Labor have blamed Federal Member for Parkes Mark Coulton for rises in healthcare costs after questions answered by the Department of Health indicated that the average out of cost price for a GP visit had risen in recent years.
Labor Senator Deborah O'Neill claimed that health care costs have 'never been higher' than the current federal government after the average out of pocket cost for a non-referred GP visit was shown to have risen to $36.32 by the 2018 - 2019 period.
Senator O'Neill said that the average increase represented a 'record high' across the term of the last three governments, with costs rising by $8.68 - a 31% increase - since the Coalition led by Tony Abbott was elected in 2013.
Figured provided to Senator O'Neill by the the government's Department of Health also show that specialist out of pocket fees have risen in the same time period, rising by 51% since 2013, an increase of $29.72 to a total average cost of $88.47.
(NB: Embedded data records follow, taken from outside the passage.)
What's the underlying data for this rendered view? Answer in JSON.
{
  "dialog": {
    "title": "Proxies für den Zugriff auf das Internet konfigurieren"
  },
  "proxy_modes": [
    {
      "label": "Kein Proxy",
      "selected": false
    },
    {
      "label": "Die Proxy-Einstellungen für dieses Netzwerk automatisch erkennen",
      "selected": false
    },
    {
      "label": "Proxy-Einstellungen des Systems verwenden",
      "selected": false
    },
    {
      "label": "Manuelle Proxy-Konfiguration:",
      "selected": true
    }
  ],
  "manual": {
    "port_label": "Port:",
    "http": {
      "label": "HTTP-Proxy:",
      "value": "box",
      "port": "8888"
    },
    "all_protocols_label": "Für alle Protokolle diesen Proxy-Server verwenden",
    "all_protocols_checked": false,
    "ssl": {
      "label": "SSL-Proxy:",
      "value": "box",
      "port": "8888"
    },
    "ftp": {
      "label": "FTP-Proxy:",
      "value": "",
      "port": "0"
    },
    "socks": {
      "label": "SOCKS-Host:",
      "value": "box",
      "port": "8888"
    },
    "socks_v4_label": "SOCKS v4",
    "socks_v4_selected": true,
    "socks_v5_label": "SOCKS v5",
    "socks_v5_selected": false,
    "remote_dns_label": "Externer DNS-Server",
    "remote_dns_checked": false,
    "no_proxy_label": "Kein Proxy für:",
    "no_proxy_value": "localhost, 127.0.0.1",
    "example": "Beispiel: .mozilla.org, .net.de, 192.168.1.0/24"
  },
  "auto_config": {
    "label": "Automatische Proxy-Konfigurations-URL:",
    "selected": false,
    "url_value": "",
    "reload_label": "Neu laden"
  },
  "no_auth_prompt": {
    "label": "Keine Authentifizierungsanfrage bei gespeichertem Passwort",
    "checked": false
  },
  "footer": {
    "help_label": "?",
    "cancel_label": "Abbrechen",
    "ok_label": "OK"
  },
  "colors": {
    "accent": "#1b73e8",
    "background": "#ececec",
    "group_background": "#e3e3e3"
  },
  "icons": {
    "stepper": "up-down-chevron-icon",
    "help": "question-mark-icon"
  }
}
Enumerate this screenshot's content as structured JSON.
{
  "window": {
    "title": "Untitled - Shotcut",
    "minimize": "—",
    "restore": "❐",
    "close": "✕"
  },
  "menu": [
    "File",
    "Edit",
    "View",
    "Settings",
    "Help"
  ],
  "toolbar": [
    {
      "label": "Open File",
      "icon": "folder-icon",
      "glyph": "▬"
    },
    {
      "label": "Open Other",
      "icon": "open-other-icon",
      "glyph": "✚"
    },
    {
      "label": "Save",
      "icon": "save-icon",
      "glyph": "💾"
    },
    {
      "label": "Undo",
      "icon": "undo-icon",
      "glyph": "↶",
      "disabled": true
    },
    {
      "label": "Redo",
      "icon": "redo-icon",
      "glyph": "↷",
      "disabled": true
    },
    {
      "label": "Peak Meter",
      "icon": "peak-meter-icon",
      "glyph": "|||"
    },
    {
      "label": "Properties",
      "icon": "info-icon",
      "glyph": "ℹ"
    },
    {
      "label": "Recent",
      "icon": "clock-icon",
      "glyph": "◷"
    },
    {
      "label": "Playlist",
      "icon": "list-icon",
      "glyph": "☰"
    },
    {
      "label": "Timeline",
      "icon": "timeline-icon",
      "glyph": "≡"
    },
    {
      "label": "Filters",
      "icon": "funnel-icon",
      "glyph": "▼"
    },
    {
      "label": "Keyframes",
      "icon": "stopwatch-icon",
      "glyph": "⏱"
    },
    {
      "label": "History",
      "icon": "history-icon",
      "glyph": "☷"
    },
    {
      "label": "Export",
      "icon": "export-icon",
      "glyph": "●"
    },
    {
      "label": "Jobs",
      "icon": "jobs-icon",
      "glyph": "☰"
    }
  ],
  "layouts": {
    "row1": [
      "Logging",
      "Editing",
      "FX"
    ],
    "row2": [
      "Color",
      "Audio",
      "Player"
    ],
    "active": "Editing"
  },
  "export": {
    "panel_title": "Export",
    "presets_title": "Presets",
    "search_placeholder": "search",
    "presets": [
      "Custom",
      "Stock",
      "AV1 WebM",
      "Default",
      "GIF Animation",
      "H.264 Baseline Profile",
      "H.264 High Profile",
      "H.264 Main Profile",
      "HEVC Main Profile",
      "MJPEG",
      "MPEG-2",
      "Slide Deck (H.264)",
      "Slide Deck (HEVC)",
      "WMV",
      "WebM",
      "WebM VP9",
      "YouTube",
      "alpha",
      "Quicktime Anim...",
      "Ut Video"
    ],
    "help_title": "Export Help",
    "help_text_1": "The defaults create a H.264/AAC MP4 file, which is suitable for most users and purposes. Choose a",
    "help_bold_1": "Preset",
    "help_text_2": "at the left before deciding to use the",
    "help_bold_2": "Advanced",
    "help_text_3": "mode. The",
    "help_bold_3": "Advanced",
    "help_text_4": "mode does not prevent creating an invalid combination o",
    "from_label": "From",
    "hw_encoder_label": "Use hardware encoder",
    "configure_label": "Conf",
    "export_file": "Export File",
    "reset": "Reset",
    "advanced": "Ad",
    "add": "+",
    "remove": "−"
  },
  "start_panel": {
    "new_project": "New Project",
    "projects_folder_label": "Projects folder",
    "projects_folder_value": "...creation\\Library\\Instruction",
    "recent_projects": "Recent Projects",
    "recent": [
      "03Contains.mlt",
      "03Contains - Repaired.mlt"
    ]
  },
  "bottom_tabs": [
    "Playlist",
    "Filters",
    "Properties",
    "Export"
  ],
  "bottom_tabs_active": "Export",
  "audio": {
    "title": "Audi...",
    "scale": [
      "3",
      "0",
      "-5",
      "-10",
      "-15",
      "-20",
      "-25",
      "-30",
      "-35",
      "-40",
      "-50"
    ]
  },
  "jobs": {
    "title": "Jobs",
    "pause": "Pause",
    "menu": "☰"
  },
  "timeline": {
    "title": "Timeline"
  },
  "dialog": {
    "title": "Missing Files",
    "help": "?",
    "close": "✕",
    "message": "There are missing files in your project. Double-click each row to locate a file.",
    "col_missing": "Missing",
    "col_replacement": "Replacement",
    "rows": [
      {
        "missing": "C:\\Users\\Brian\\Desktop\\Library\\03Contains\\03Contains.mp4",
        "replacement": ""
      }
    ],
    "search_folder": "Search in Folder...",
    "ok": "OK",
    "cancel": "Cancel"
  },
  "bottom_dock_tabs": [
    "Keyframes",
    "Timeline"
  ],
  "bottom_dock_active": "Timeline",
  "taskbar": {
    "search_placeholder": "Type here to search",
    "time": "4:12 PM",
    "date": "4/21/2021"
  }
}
Senator O'Neill accused the federal government of failing to prevent price rises as a result of Coalition policy over the previous three governments, stating that 'neglect' had led to the increases.
"After the Liberals tried and failed to impose a GP Tax, they introduced the Medicare freeze, a GP Tax-by-stealth", Senator O'Neill said.
Senator O'Neill linked the decision to policy formed by Prime Minister Scott Morrison in his then role as treasurer.
"Scott Morrison extended the freeze as Treasurer, leading directly to the out-of-pocket costs that people in Parkesface today."
"Health costs have never been higher than under Scott Morrison."
The data provided by the Department of Health also indicated that the percentage of patients in Parkes who bulk bill all of their non-referred GP costs had fluctuated over the same time period, moving upwards from 69.5% in 2012 - 2013 to a high 72.7% in 2017 - 2018, before a slight decrease to 72.6% across 2018 - 2019.
The bulk billing rate for specialist attendances across the same period of time has steadily increased to a high of 47.8% across 2018 - 2019.
Mr Coulton was contacted for comment, but was unable to reply in time for publication.